鈴鹿山地のほぼ中央を東西に横断する国道が八日市から石榑峠を越えて、三重県の大安町に抜ける八風街道である。八日市から永源寺ダム湖を過ぎ、尚も広く良い道が続いた後、最奥の集落・杠葉尾近くに、銚子ヶ口の登山口がある。銚子ヶ口と言っても、鈴鹿の最奥部にあって、人里から見えず又遠望出来る際立った山頂もない。県境沿いの釈迦ヶ岳(松尾尾根頭)や水晶岳から、台地状の頂きに、小さなピークを連ねた山容を、ようやく見付けることが出来る程度の、目立たない山であるが、歩き易い登山道がほぼ一直線に続き、東峰の山頂に立つと、鈴鹿山脈の全景をど迫力で望むことが出来る、まさに山歩きの醍醐味を感じさせる『鈴鹿の名山』の一つである。
八風街道を八日市から東に向い、紅葉尾の集落へ入る分岐を右にとってバイパスを過ぎると、大きな流れの神崎橋に着く。ここを通り過ぎない様に注意し、橋脇の空地に車を置いて歩き始める。来た道を5分程戻ると、集落へ入る分岐を過ぎたすぐ左手に、大きな銚子ヶ口の標柱と、トタン小屋のある登山口に着く。尚1台だけなら脇にも駐車出来る空地がある。(三重県側から石博峠経由で来る時は、冬期通行止に注意する)
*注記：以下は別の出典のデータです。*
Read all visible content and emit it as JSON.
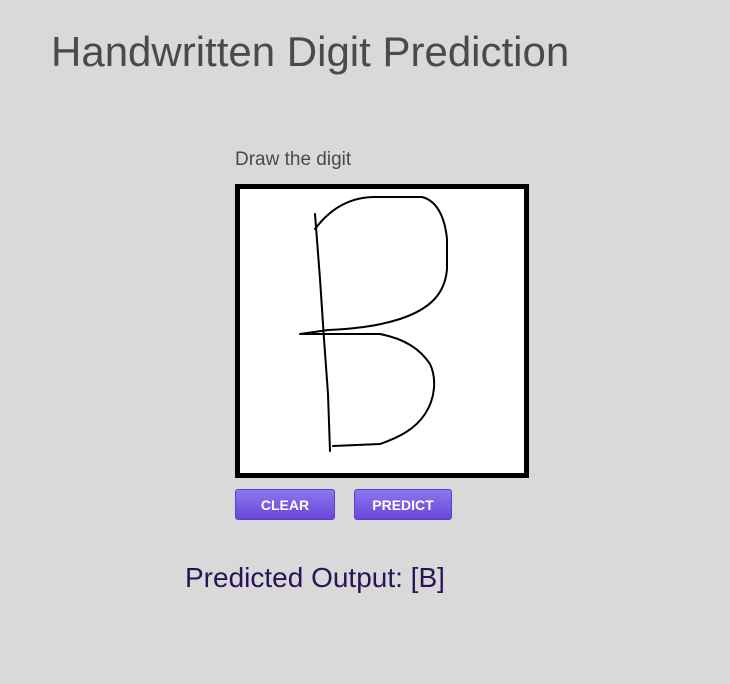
{
  "page": {
    "title": "Handwritten Digit Prediction"
  },
  "canvas": {
    "label": "Draw the digit",
    "drawn_content": "B"
  },
  "buttons": {
    "clear_label": "CLEAR",
    "predict_label": "PREDICT"
  },
  "output": {
    "text": "Predicted Output: [B]"
  },
  "colors": {
    "background": "#d9d9d9",
    "button": "#7058e0",
    "output_text": "#2b1357"
  }
}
水田の間から南へ歩き、通水路を跨いで山道へ入ると、すぐに良く手入れされた植林下となる。道脇には『銚子ヶ口岳130分』と書いた看板が5分刻みで執拗に現われるが、高度が上ると植林の上から岳や不老堂の展望が開けてくる。道はやがて尾根の左を巻く山腹道となり、左は深い谷へ落込む急崖となる。ガレを越えて『105分』の標示辺りから、山肌には植林と雑木が混じり合ってくるが、道脇には樅や松の古木が目立つ様になる。踏み跡を覆う倒木を跨いで山腹を過ぎると、ようやく尾根上に出るが、須谷川からの谷道分岐を過ぎた後、岩の多いヤセ尾根を越えると、今度は尾根の右に出る巻道となる。潅木や夏草の茂る踏み跡は、右側が深い谷際で緊張するが、正面に目指す山頂が見え出した後、徐々に近づいてくる沢音と共に沢に出る。沢に沿って歩きながら4回程渡渉を繰り返すが、沢の周辺の植林下は、踏み跡が不明瞭となり、テープを頼りに前進する。『30分』の標示辺りから、周囲が明るい二次林に変ってくる。源流近い涸れ沢沿いに、両側から落込んだV字状の谷間は、尾根の傾斜面に、低い笹とブナやミズナラの二次林が密生して、良い雰囲気を醸し出している。紅葉や新緑の頃は更に良い雰囲気に包まれるだろう。周囲に目を奪われながら、明るい稜線に出た後、低い笹とカヤトに覆われた踏み跡を一登りすると、東峰の山頂に着く。樹木が無く草原状の山頂は、四周に雄大な展望が拡がっている。わけても東に連なる主脈の稜線は、釈迦ヶ岳を中心に北は伊吹山から霊仙山を望み、南は台形状のイブネ・クラシの上に雨乞岳が迫っている。東峰から西に向って雑木の中の踏み跡を辿ると、5分程で三角点に着くが、こちらは木立の間から南の一面だけが開けている。銚子ヶ口の山頂域は、三角点から更に西へ台地を延し、四方に似た様な峰を分散させている。時間が許せば夫々の峰を訪ねるのも、違った展望があって面白いが、1峰の往復に1時間程度が必要で、三角点から見ると意外に遠く感じられる。無理と思えば三角点から来た道を戻れば良い。